Only tangentially related, but it does relate to tech...
As of earlier this week, I am now Windowless -- I no longer have a load of Windows at my disposal on any of my machines. I built this box some 12 years ago and at the time loaded it with Windows 7, my primary Linux OS (Mepis 11 at the time), and several other Linux offerings I was following at the time. The W7 load and Mepis 11 load were in the primary 500G hard drive, while the rest resided on an identical secondary drive.
Over the years my interest in the other Linux offerings waned and I ended up cleaning them off the secondary drive, leaving it for backups and storage. Later I installed an SSD and moved to a more up to date Linux offering, which I have been running ever since. The load of W7 and M11 remained on the old HDD.
W7 got booted a time or two over the years just for the helluvit, and was used once a year to do my taxes with Tax Act. Even at that, a couple years ago Tax Act claimed that they no longer supported W7, but that was more CYA than anything else owing to MSFT dropping support for W7 -- the software actually did work.
Earlier this week I started hearing some odd noises from my computer, very faint, and it came and went. Did a few diagnostic things, and when I went to check the file system integrity on the old hard drive, the thing went tits up -- couldn't access or even mount the drive.
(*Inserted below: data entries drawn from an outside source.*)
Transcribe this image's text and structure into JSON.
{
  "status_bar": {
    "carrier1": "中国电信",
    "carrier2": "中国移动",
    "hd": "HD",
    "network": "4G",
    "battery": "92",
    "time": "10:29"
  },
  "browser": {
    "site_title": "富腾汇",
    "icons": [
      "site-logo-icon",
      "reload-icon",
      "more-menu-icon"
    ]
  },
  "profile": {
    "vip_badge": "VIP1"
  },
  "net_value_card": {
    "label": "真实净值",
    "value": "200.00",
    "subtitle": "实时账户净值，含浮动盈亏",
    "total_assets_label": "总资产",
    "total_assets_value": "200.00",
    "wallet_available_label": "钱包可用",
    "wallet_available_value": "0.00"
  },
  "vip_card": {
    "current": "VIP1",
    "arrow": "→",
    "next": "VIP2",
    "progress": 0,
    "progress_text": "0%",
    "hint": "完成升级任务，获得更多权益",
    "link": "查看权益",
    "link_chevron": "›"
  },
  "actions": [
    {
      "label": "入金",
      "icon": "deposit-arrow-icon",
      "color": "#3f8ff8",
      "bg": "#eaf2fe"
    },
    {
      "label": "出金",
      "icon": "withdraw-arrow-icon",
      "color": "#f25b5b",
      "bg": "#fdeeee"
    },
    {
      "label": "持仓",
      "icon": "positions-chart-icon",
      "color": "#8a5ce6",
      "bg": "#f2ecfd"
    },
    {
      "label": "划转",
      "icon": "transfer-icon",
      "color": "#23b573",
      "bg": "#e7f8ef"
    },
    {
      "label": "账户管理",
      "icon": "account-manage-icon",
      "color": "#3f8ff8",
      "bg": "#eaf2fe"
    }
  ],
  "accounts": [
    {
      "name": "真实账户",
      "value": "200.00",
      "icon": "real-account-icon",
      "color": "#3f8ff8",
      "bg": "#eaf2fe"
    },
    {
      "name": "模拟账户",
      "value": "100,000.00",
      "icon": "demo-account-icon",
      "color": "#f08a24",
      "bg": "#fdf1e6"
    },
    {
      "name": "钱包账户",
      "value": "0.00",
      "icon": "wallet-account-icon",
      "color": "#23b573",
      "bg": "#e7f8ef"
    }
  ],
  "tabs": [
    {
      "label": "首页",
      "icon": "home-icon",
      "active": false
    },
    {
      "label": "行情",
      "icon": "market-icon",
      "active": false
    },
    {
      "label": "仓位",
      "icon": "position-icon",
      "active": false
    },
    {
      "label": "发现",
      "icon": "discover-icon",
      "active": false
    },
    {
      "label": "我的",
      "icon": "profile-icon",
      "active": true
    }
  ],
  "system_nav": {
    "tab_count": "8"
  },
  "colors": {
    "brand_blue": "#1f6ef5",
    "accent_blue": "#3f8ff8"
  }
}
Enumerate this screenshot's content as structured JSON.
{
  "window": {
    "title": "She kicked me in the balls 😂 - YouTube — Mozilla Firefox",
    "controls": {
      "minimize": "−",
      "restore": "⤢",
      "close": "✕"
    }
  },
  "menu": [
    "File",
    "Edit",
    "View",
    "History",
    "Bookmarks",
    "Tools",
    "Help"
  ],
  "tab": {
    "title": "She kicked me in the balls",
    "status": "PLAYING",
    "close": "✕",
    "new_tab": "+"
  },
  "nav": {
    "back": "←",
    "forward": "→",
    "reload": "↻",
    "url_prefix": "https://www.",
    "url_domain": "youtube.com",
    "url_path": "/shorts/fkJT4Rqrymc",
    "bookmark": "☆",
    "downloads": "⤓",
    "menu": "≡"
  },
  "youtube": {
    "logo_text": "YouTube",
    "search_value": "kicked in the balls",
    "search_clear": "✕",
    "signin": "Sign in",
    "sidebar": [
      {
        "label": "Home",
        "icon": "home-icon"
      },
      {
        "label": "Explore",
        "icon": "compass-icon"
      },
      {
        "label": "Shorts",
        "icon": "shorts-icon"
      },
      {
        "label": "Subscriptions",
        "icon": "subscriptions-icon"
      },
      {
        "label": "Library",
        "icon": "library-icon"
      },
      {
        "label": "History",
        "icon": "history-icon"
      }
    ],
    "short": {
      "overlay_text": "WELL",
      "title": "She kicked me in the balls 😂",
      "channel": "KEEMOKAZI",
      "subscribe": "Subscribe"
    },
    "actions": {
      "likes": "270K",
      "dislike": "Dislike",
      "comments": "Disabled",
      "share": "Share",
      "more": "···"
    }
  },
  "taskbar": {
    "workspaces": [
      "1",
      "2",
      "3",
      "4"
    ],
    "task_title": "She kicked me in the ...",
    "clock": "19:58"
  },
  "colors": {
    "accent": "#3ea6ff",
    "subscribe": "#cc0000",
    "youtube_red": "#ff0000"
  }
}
Catastrophic failure is the term that's used.
If it was necessary, I might be able to do some low level, high tech geeky stuff to maybe, just maybe salvage the data from the drive, but it's not necessary and I don't care -- everything was copied to my Linux load and that's backed up regularly. For all intents and purposes, that load of Windows was only there for nostalgia or my not having any other use for the drive. Other than the tax software, I've been able to do everything I've wanted with FOSS (Free Open Source Software).
And the best thing is I was able to confirm that I can still use Tax Act when the time comes. They have a browser based online version that I was pretty certain would work. I even called them last year and as far as the gal that answered knew, the online version would work as long as you have a supported, recent browser, like Google Chrome (which is available in Linux) -- she said that's what they told Mac users and she couldn't imagine running Chrome on Linux would be any different. Last year I still downloaded the Windows software and it worked, but after the drive died this week I took another stab at finding out for sure and ended up finding an entry buried in their knowledge base that specifically said to use the web based version in Linux. Sweet.
So what's my point? None really, other than it's kind of a watershed moment to be without software that 95% of the computing world thinks is necessary, and to be totally fine with it. Call me a rebel I guess.